Original Post June 4th, 2014: Apple Picking: Massive Bullish Call Activity – $AAPL
Last night on CNBC’s Fast Money I highlighted a very bullish roll in near dated Apple calls:
Yesterday, shortly after the open, when Apple was trading around $631, a trader sold 8300 July 600 calls at 37.90 to close and bought 10,250 July 680 calls for 4.10 to open. Trader took in about $31 million in premium, and spent about $4.2 million to play for further upside with break-even up almost 8% on July expiration.
And then just a bit ago, another trader (maybe the same, who knows) sees more potential upside, as two huge options trade printed shortly after the open within a minute of each-other when the stock was about $641:
-Buyer of 20k of the Oct 675 calls for $21.30
-Buyer of 10k of the Oct 700 calls for $14.75
The first trade is a premium outlay of over $42 million, and the second trade is an outlay of nearly $15 million, a massive amount of premium for any investor. In other words, if AAPL closes below $675 by October expiration, then this trader will lose over $57 million.
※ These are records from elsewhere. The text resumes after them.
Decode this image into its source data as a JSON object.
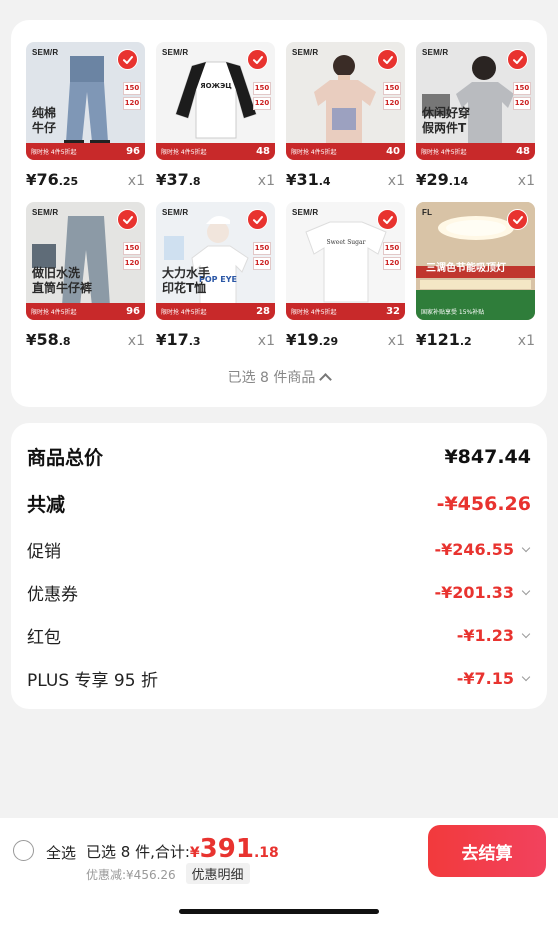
{
  "products": [
    {
      "brand": "SEM/R",
      "overlay": "纯棉\n牛仔",
      "promo": "限时抢 4件5折起",
      "promo_num": "96",
      "price_int": "76",
      "price_dec": ".25",
      "qty": "x1",
      "stickers": [
        "150",
        "120"
      ],
      "bg": "#dfe4ea",
      "garment": "jeans"
    },
    {
      "brand": "SEM/R",
      "overlay": "",
      "promo": "限时抢 4件5折起",
      "promo_num": "48",
      "price_int": "37",
      "price_dec": ".8",
      "qty": "x1",
      "stickers": [
        "150",
        "120"
      ],
      "bg": "#f4f4f4",
      "garment": "raglan"
    },
    {
      "brand": "SEM/R",
      "overlay": "",
      "promo": "限时抢 4件5折起",
      "promo_num": "40",
      "price_int": "31",
      "price_dec": ".4",
      "qty": "x1",
      "stickers": [
        "150",
        "120"
      ],
      "bg": "#ecebe8",
      "garment": "pinktee"
    },
    {
      "brand": "SEM/R",
      "overlay": "休闲好穿\n假两件T",
      "promo": "限时抢 4件5折起",
      "promo_num": "48",
      "price_int": "29",
      "price_dec": ".14",
      "qty": "x1",
      "stickers": [
        "150",
        "120"
      ],
      "bg": "#e6e6e6",
      "garment": "greytee"
    },
    {
      "brand": "SEM/R",
      "overlay": "做旧水洗\n直筒牛仔裤",
      "promo": "限时抢 4件5折起",
      "promo_num": "96",
      "price_int": "58",
      "price_dec": ".8",
      "qty": "x1",
      "stickers": [
        "150",
        "120"
      ],
      "bg": "#e4e4e2",
      "garment": "greyjeans"
    },
    {
      "brand": "SEM/R",
      "overlay": "大力水手\n印花T恤",
      "promo": "限时抢 4件5折起",
      "promo_num": "28",
      "price_int": "17",
      "price_dec": ".3",
      "qty": "x1",
      "stickers": [
        "150",
        "120"
      ],
      "bg": "#eef1f4",
      "garment": "whitetee"
    },
    {
      "brand": "SEM/R",
      "overlay": "",
      "promo": "限时抢 4件5折起",
      "promo_num": "32",
      "price_int": "19",
      "price_dec": ".29",
      "qty": "x1",
      "stickers": [
        "150",
        "120"
      ],
      "bg": "#f6f6f6",
      "garment": "flattee"
    },
    {
      "brand": "FL",
      "overlay": "三调色节能吸顶灯",
      "promo": "国家补贴享受 15%补贴",
      "promo_num": "",
      "price_int": "121",
      "price_dec": ".2",
      "qty": "x1",
      "stickers": [],
      "bg": "#d9c9b2",
      "garment": "lamp"
    }
  ],
  "currency": "¥",
  "selected_summary": "已选 8 件商品",
  "summary": {
    "total_label": "商品总价",
    "total_value": "¥847.44",
    "reduction_label": "共减",
    "reduction_value": "-¥456.26",
    "promo_label": "促销",
    "promo_value": "-¥246.55",
    "coupon_label": "优惠券",
    "coupon_value": "-¥201.33",
    "redpacket_label": "红包",
    "redpacket_value": "-¥1.23",
    "plus_label": "PLUS 专享 95 折",
    "plus_value": "-¥7.15"
  },
  "bottom": {
    "select_all": "全选",
    "selected_total": "已选 8 件,合计:",
    "currency": "¥",
    "amount": "391",
    "cents": ".18",
    "discount_text": "优惠减:¥456.26",
    "detail_label": "优惠明细",
    "checkout_label": "去结算"
  },
  "colors": {
    "accent": "#e8332f",
    "promo_band": "#c8292a"
  }
}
The break-even on the Oct 675 call would be $696.30, and on the Oct 700 call, it would be $714.75. In other words, this call options buyer would only make money if AAPL made a new all-time high above $705 by October. At this juncture, that’s about 10% away on the upside.
The AAPL stock split is next week (June 9th), and the stock is trading at an important technical spot, as $644 was the high back in April 2012:
Perhaps part of the reason for the options trade is someone views call options here as a decent alternative to owning AAPL stock, given that implied volatility is still near 2 year lows even after the strong run since earnings:
The cheap level of options pricing on one hand and the large rally since mid-April (more than 20%) on the other hand is certainly a rare situation. Of course, this one buyer alone moved options pricing a bit higher, as can be seen by the intra-day graph of implied volatility for the Oct 675 calls:
Add it all up, and these call buyers have expressed a view that they view owning AAPL calls as an attractive alternative or addition to owning AAPL stock on its own.